The Linux graphics stack consists of several components, but the main component is the mesa package.
| Manufacturer | OpenGL | Vulkan | Video acceleration |
|---|---|---|---|
| Intel | mesa |
vulkan-intel |
intel-media-driver, libva-intel-driver |
| AMD | mesa |
vulkan-radeon |
libva-mesa-driver |
| NVIDIA | mesa, nvidia |
nvidia-utils |
libva-mesa-driver, nvidia-utils |
Intel
pacman -S mesa vulkan-intel intel-media-driver libva-intel-driver
AMDGPU
pacman -S mesa libva-mesa-driver vulkan-radeon
Nvidia
Nouveau open source driver
pacman -S mesa libva-mesa-driver
yay -S nouveau-fw
Proprietary driver
pacman -S nvidia nvidia-utils
Early KMS
In order to enable early KMS with the prorprietary driver, you will need to take additional steps.
The kernel modules of the proprietary kernel module need to be included explicitly in the MODULES array of your /ets/mkinitcpio.conf file (or a drop-in config file under /etc/mkinitcpio.conf.d/):
MODULES=(nvidia nvidia_modeset nvidia_uvm nvidia_drm)

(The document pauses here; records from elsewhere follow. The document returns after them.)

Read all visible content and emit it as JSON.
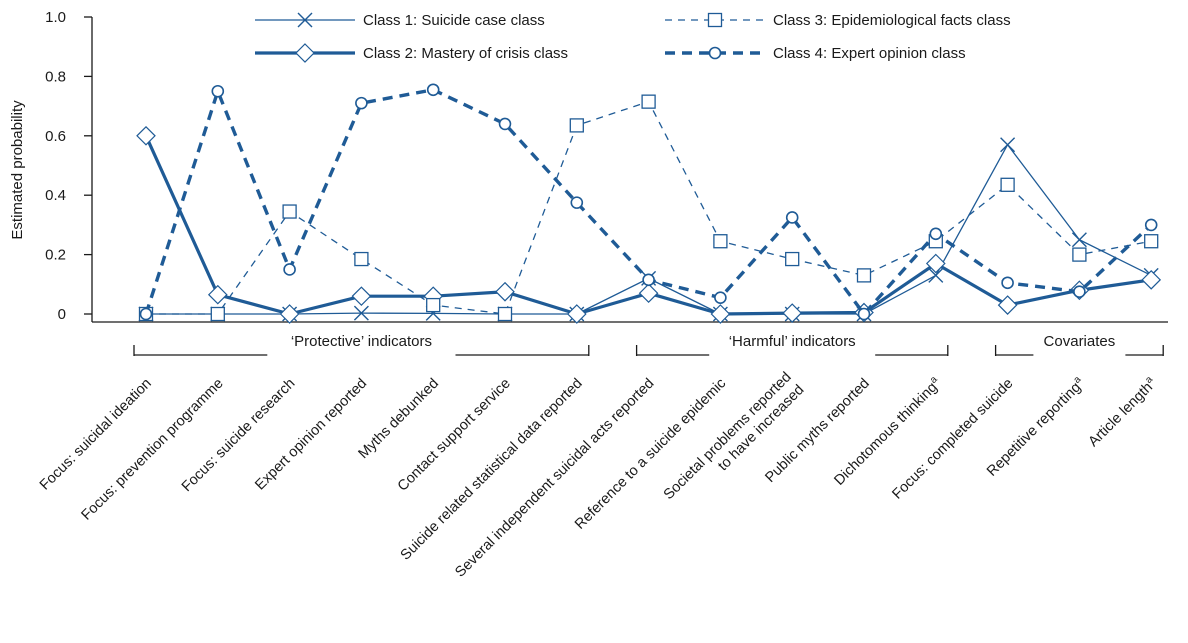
{
  "chart_data": {
    "type": "line",
    "title": "",
    "xlabel": "",
    "ylabel": "Estimated probability",
    "ylim": [
      0,
      1.0
    ],
    "yticks": [
      "0",
      "0.2",
      "0.4",
      "0.6",
      "0.8",
      "1.0"
    ],
    "grid": false,
    "legend_position": "top",
    "categories": [
      "Focus: suicidal ideation",
      "Focus: prevention programme",
      "Focus: suicide research",
      "Expert opinion reported",
      "Myths debunked",
      "Contact support service",
      "Suicide related statistical data reported",
      "Several independent suicidal acts reported",
      "Reference to a suicide epidemic",
      "Societal problems reported to have increased",
      "Public myths reported",
      "Dichotomous thinking",
      "Focus: completed suicide",
      "Repetitive reporting",
      "Article length"
    ],
    "category_superscripts": [
      "",
      "",
      "",
      "",
      "",
      "",
      "",
      "",
      "",
      "",
      "",
      "a",
      "",
      "a",
      "a"
    ],
    "groups": [
      {
        "label": "‘Protective’ indicators",
        "from": 0,
        "to": 6
      },
      {
        "label": "‘Harmful’ indicators",
        "from": 7,
        "to": 11
      },
      {
        "label": "Covariates",
        "from": 12,
        "to": 14
      }
    ],
    "series": [
      {
        "name": "Class 1: Suicide case class",
        "color": "#1f5b96",
        "marker": "x",
        "style": "solid-thin",
        "values": [
          0.0,
          0.0,
          0.0,
          0.003,
          0.002,
          0.0,
          0.0,
          0.12,
          0.0,
          0.0,
          0.0,
          0.13,
          0.57,
          0.25,
          0.13
        ]
      },
      {
        "name": "Class 2: Mastery of crisis class",
        "color": "#1f5b96",
        "marker": "diamond",
        "style": "solid-thick",
        "values": [
          0.6,
          0.065,
          0.0,
          0.06,
          0.06,
          0.075,
          0.0,
          0.07,
          0.0,
          0.003,
          0.005,
          0.17,
          0.03,
          0.08,
          0.115
        ]
      },
      {
        "name": "Class 3: Epidemiological facts class",
        "color": "#1f5b96",
        "marker": "square",
        "style": "dashed-thin",
        "values": [
          0.0,
          0.0,
          0.345,
          0.185,
          0.03,
          0.0,
          0.635,
          0.715,
          0.245,
          0.185,
          0.13,
          0.245,
          0.435,
          0.2,
          0.245
        ]
      },
      {
        "name": "Class 4: Expert opinion class",
        "color": "#1f5b96",
        "marker": "circle",
        "style": "dashed-thick",
        "values": [
          0.0,
          0.75,
          0.15,
          0.71,
          0.755,
          0.64,
          0.375,
          0.115,
          0.055,
          0.325,
          0.0,
          0.27,
          0.105,
          0.075,
          0.3
        ]
      }
    ]
  }
}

Additionally, remove the kms hook from the HOOKS array. This is to prevent the unintentional loading of the nouveau kernel module.
Enable Kernel Mode Setting
By default, the nvidia_drm kernel module does not enable Kernel Mode Setting (KMS). In order for Wayland compositors to function properly, KMS must be explicitly enabled via a kernel command line argument at boot:
nvidia_drm.modeset=1
NOTE: Refer to Boot Loader for how to add the parameter to your boot configuration.